In [3]:
import os
import cv2
import numpy as np
import random
import shutil
from tqdm import tqdm

class PreciseImageAugmenter:
    def __init__(self, source_dir, target_count=900, output_dir=None):
        """
        Inisialisasi augmentasi gambar presisi
        
        Args:
            source_dir (str): Direktori sumber gambar
            target_count (int): Target total gambar per kelas
            output_dir (str, optional): Direktori output
        """
        self.source_dir = source_dir
        self.target_count = target_count
        self.output_dir = output_dir or os.path.join(source_dir, 'augmented')
        
        # Pastikan direktori output ada
        os.makedirs(self.output_dir, exist_ok=True)
        
        # Ekstensi gambar yang didukung
        self.image_extensions = ['.jpg', '.jpeg', '.png', '.bmp', '.tiff']
        
         # Daftar fungsi augmentasi  
        self.augmentation_techniques = [   
            self._rotate_90,  
            self._flip_horizontal,  
            self._flip_vertical,  
            self._brightness_reduce,  
            self._brightness_increase,  
            self._zoom,  
            self._add_noise,  
            self._adjust_exposure,  
            self._boost_saturation 
        ]  
    
    def _load_images(self, directory):
        """Memuat semua gambar dari direktori"""
        images = []
        for root, _, files in os.walk(directory):
            for file in files:
                if os.path.splitext(file)[1].lower() in self.image_extensions:
                    images.append(os.path.join(root, file))
        return images
    
    def _rotate_20(self, image):
        """Rotasi gambar 20 derajat"""
        rows, cols, _ = image.shape
        M = cv2.getRotationMatrix2D((cols / 2, rows / 2), 20, 1)

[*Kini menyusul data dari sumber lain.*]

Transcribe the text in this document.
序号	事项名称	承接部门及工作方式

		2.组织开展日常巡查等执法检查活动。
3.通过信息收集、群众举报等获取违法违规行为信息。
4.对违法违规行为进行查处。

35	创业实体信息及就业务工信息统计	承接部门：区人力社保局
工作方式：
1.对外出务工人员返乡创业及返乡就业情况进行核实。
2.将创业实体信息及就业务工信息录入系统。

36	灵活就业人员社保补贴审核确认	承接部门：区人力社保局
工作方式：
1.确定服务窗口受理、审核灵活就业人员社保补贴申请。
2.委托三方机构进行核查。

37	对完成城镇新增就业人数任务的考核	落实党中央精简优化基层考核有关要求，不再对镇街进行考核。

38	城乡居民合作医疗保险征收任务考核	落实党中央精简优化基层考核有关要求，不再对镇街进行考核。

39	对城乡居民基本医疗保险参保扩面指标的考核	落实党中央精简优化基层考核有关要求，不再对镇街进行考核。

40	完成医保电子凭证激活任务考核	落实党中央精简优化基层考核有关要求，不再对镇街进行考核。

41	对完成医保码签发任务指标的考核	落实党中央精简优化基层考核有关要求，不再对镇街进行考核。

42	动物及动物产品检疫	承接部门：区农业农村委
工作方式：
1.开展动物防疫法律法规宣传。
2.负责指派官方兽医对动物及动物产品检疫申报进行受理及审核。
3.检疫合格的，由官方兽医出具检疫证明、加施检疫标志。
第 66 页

        return cv2.warpAffine(image, M, (cols, rows))
    
    def _rotate_45(self, image):
        """Rotasi gambar 45 derajat"""
        rows, cols, _ = image.shape
        M = cv2.getRotationMatrix2D((cols / 2, rows / 2), 45, 1)
        return cv2.warpAffine(image, M, (cols, rows))
    
    def _rotate_90(self, image):
        """Rotasi gambar 90 derajat"""
        return np.rot90(image)
    
    def _flip_horizontal(self, image):
        """Flip horizontal"""
        return cv2.flip(image, 1)
    
    def _flip_vertical(self, image):
        """Flip vertikal"""
        return cv2.flip(image, 0)
    
    def _brightness_reduce(self, image):
        """Kurangi kecerahan"""
        return cv2.convertScaleAbs(image, beta=50)
    
    def _brightness_increase(self, image):
        """Tambahkan kecerahan"""
        return cv2.convertScaleAbs(image, beta=-50)
    
    def _zoom(self, image):
        """Perbesar gambar"""
        rows, cols, _ = image.shape
        M = cv2.getRotationMatrix2D((cols / 2, rows / 2), 0, 2)

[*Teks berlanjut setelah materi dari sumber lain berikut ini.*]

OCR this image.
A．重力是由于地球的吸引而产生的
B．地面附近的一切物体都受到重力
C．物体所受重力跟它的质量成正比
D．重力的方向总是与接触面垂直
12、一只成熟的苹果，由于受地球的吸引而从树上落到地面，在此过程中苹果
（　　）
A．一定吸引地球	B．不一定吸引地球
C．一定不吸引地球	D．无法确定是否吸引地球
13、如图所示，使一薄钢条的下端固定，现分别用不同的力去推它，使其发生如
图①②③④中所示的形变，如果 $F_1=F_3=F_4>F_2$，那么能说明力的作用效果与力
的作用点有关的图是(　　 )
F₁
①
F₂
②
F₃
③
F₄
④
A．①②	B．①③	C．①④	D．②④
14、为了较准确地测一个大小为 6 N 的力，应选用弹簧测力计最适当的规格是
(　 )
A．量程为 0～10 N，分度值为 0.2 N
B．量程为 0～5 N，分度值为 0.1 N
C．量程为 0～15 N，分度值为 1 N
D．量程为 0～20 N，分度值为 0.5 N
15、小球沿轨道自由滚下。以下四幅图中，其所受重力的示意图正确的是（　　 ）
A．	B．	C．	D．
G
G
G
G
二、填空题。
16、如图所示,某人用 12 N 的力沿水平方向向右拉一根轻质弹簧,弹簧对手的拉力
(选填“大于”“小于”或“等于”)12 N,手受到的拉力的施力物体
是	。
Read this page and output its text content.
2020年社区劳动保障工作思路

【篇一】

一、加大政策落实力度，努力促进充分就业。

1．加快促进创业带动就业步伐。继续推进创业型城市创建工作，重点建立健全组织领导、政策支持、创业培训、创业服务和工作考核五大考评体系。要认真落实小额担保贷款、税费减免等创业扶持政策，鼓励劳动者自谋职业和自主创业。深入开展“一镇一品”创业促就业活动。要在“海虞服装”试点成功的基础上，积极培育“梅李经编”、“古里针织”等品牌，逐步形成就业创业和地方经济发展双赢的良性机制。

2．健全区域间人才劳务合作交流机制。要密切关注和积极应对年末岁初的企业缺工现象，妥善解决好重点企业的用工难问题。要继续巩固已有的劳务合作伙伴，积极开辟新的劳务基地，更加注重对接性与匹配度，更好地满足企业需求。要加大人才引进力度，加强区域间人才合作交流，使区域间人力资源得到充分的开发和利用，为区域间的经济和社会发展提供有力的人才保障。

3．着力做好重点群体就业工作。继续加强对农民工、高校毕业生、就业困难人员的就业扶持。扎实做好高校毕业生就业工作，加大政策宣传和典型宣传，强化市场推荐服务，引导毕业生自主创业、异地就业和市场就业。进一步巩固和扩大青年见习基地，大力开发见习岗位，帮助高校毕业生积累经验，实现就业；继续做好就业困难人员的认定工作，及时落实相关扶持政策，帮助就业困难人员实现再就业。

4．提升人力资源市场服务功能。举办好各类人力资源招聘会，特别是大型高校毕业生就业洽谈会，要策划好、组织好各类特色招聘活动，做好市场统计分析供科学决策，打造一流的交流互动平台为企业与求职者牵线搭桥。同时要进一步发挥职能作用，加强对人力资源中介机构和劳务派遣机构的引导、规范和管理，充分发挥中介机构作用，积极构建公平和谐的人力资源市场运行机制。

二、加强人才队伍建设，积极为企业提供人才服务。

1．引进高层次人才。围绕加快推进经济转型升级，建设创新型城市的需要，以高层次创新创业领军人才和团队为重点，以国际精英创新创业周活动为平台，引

        return cv2.warpAffine(image, M, (cols, rows))
    
    def _shear(self, image):
        """Shear gambar"""
        rows, cols, _ = image.shape
        M = np.array([[1, 0.3, 0], [0.3, 1, 0]])
        return cv2.warpAffine(image, M, (cols, rows))
    
    def _add_noise(self, image):
        """Tambahkan noise"""
        noise = np.random.normal(0, 20, image.shape).astype(np.uint8)
        return cv2.add(image, noise)
    
    def _adjust_exposure(self, image):
        """Atur exposure"""
        hsv = cv2.cvtColor(image, cv2.COLOR_BGR2HSV)
        h, s, v = cv2.split(hsv)
        v = cv2.add(v, 50)
        v = np.clip(v, 0, 255)
        final_hsv = cv2.merge((h, s, v))
        return cv2.cvtColor(final_hsv, cv2.COLOR_HSV2BGR)
    
    def _boost_saturation(self, image):
        """Tingkatkan saturasi"""
        hsv = cv2.cvtColor(image, cv2.COLOR_BGR2HSV)
        h, s, v = cv2.split(hsv)
        s = cv2.add(s, 50)
        s = np.clip(s, 0, 255)
        final_hsv = cv2.merge((h, s, v))
        return cv2.cvtColor(final_hsv, cv2.COLOR_HSV2BGR)
    
    def augment_image(self, image_path):
        """
        Hasilkan augmentasi dari satu gambar
        
        Returns:
            list: Gambar-gambar hasil augmentasi
        """
        image = cv2.imread(image_path)
        
        # Pilih acak teknik augmentasi
        augmented_images = []
        for technique in random.sample(self.augmentation_techniques, 3):
            augmented_images.append(technique(image))
        
        return augmented_images
    
    def process_subdirectory(self, source_subdir, output_subdir):
        """
        Proses augmentasi untuk satu subdirektori
        
        Returns:
            dict: Informasi proses augmentasi
        """
        # Buat direktori output jika belum ada
        os.makedirs(output_subdir, exist_ok=True)
        
        # Muat gambar sumber
        source_images = self._load_images(source_subdir)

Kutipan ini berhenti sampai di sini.